Adam Habib, deputy vice-chancellor of research, innovation and advancement at the University of Johannesburg, told a conference in Toronto on 16 June that on a recent tour of American universities, he was struck by how many were setting up campuses overseas.
“I was struck by how many really manipulate the desperation of people whose university systems are completely demolished and utilise that opportunity to make a fortune so that they can pad the balance sheets,” he said.
Professor Habib said that this was “not simply an American problem”, but one that afflicted all unequal relationships across and inside continents. He pinned the blame on the move away from state support for higher education around the world.
“It is a problem that is increasing the more [universities] behave as private institutions, the more the state withdraws, the more we move towards a deregulated environment.”
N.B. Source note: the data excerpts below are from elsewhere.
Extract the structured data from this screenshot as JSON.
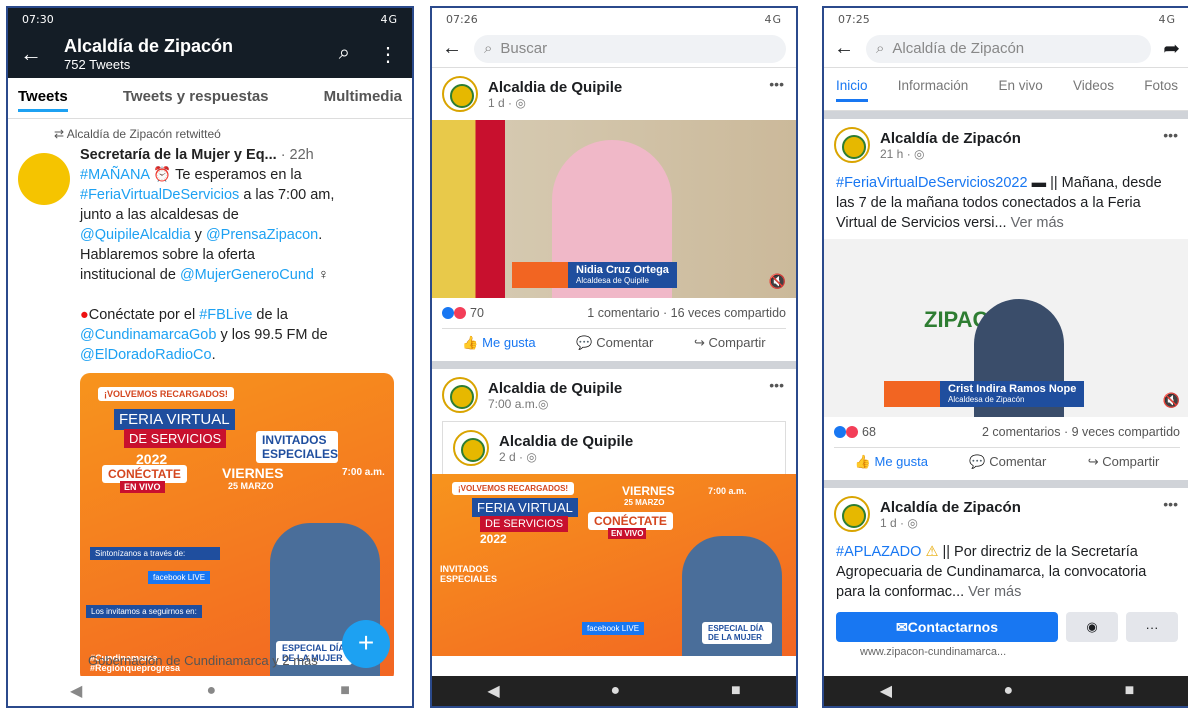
{
  "p1": {
    "status": {
      "time": "07:30",
      "icons_right": "4G"
    },
    "title": "Alcaldía de Zipacón",
    "subtitle": "752 Tweets",
    "tabs": [
      "Tweets",
      "Tweets y respuestas",
      "Multimedia"
    ],
    "retweet_label": "Alcaldía de Zipacón retwitteó",
    "tweet": {
      "author": "Secretaría de la Mujer y Eq...",
      "time": "· 22h",
      "l1_a": "#MAÑANA",
      "l1_b": " Te esperamos en la",
      "l2_a": "#FeriaVirtualDeServicios",
      "l2_b": " a las 7:00 am,",
      "l3": "junto a las alcaldesas de",
      "l4_a": "@QuipileAlcaldia",
      "l4_b": " y ",
      "l4_c": "@PrensaZipacon",
      "l4_d": ".",
      "l5": "Hablaremos sobre la oferta",
      "l6_a": "institucional de ",
      "l6_b": "@MujerGeneroCund",
      "l7_a": "Conéctate por el ",
      "l7_b": "#FBLive",
      "l7_c": " de la",
      "l8_a": "@CundinamarcaGob",
      "l8_b": " y los 99.5 FM de",
      "l9": "@ElDoradoRadioCo",
      "l9_b": "."
    },
    "poster": {
      "banner": "¡VOLVEMOS RECARGADOS!",
      "title1": "FERIA VIRTUAL",
      "title2": "DE SERVICIOS",
      "year": "2022",
      "guests": "INVITADOS ESPECIALES",
      "connect": "CONÉCTATE",
      "live": "EN VIVO",
      "day": "VIERNES",
      "date": "25 MARZO",
      "time": "7:00 a.m.",
      "sintonizanos": "Sintonízanos a través de:",
      "fb": "facebook LIVE",
      "invite": "Los invitamos a seguirnos en:",
      "hashtags": "#Cundinamarca #Regiónqueprogresa",
      "special": "ESPECIAL DÍA DE LA MUJER"
    },
    "fab": "+",
    "footer": "Gobernación de Cundinamarca y 2 más"
  },
  "p2": {
    "status": {
      "time": "07:26",
      "icons_right": "4G"
    },
    "search_placeholder": "Buscar",
    "post1": {
      "name": "Alcaldia de Quipile",
      "time": "1 d · ",
      "dots": "•••",
      "lower_name": "Nidia Cruz Ortega",
      "lower_role": "Alcaldesa de Quipile",
      "reactions": "70",
      "stats": "1 comentario · 16 veces compartido",
      "like": "Me gusta",
      "comment": "Comentar",
      "share": "Compartir"
    },
    "post2": {
      "name": "Alcaldia de Quipile",
      "time": "7:00 a.m.",
      "dots": "•••",
      "inner_name": "Alcaldia de Quipile",
      "inner_time": "2 d · ",
      "banner": "¡VOLVEMOS RECARGADOS!",
      "title1": "FERIA VIRTUAL",
      "title2": "DE SERVICIOS",
      "year": "2022",
      "day": "VIERNES",
      "date": "25 MARZO",
      "connect": "CONÉCTATE",
      "live": "EN VIVO",
      "guests": "INVITADOS ESPECIALES",
      "special": "ESPECIAL DÍA DE LA MUJER",
      "fb": "facebook LIVE"
    }
  },
  "p3": {
    "status": {
      "time": "07:25",
      "icons_right": "4G"
    },
    "search_value": "Alcaldía de Zipacón",
    "tabs": [
      "Inicio",
      "Información",
      "En vivo",
      "Videos",
      "Fotos"
    ],
    "post1": {
      "name": "Alcaldía de Zipacón",
      "time": "21 h · ",
      "dots": "•••",
      "text_a": "#FeriaVirtualDeServicios2022",
      "text_b": " || Mañana, desde las 7 de la mañana todos conectados a la Feria Virtual de Servicios versi... ",
      "more": "Ver más",
      "lower_name": "Crist Indira Ramos Nope",
      "lower_role": "Alcaldesa de Zipacón",
      "sign": "ZIPACÓN",
      "reactions": "68",
      "stats": "2 comentarios · 9 veces compartido",
      "like": "Me gusta",
      "comment": "Comentar",
      "share": "Compartir"
    },
    "post2": {
      "name": "Alcaldía de Zipacón",
      "time": "1 d · ",
      "dots": "•••",
      "text_a": "#APLAZADO",
      "text_b": " || Por directriz de la Secretaría Agropecuaria de Cundinamarca, la convocatoria para la conformac... ",
      "more": "Ver más"
    },
    "contact": "Contactarnos",
    "more_btn": "···",
    "url": "www.zipacon-cundinamarca..."
  },
  "colors": {
    "twitter_blue": "#1da1f2",
    "fb_blue": "#1877f2",
    "orange": "#f26522"
  }
}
This was not because university presidents were bad people, he added, “but because the system which demands that they run the balance sheets at a profit forces them to behave in ways that fundamentally violate the social value [of a university]”.
Professor Habib was speaking at the WorldViews conference on media and higher education, organised by the Ontario Confederation of University Faculty Associations.
Addressing delegates at the event at Ryerson University, he said that universities’ social role was increasingly under threat, and that this was the “big question” the media and the sector itself should be asking.
“We can simply say that universities have no social value, the job is to make money, the job is to run as for-profit institutions, so don’t judge us as any different to anyone else,” he said. “That is a legitimate point of view...But don’t claim credibility for the social goals on the one hand and then behave in the most aggressive neo-liberal manner on the other hand.”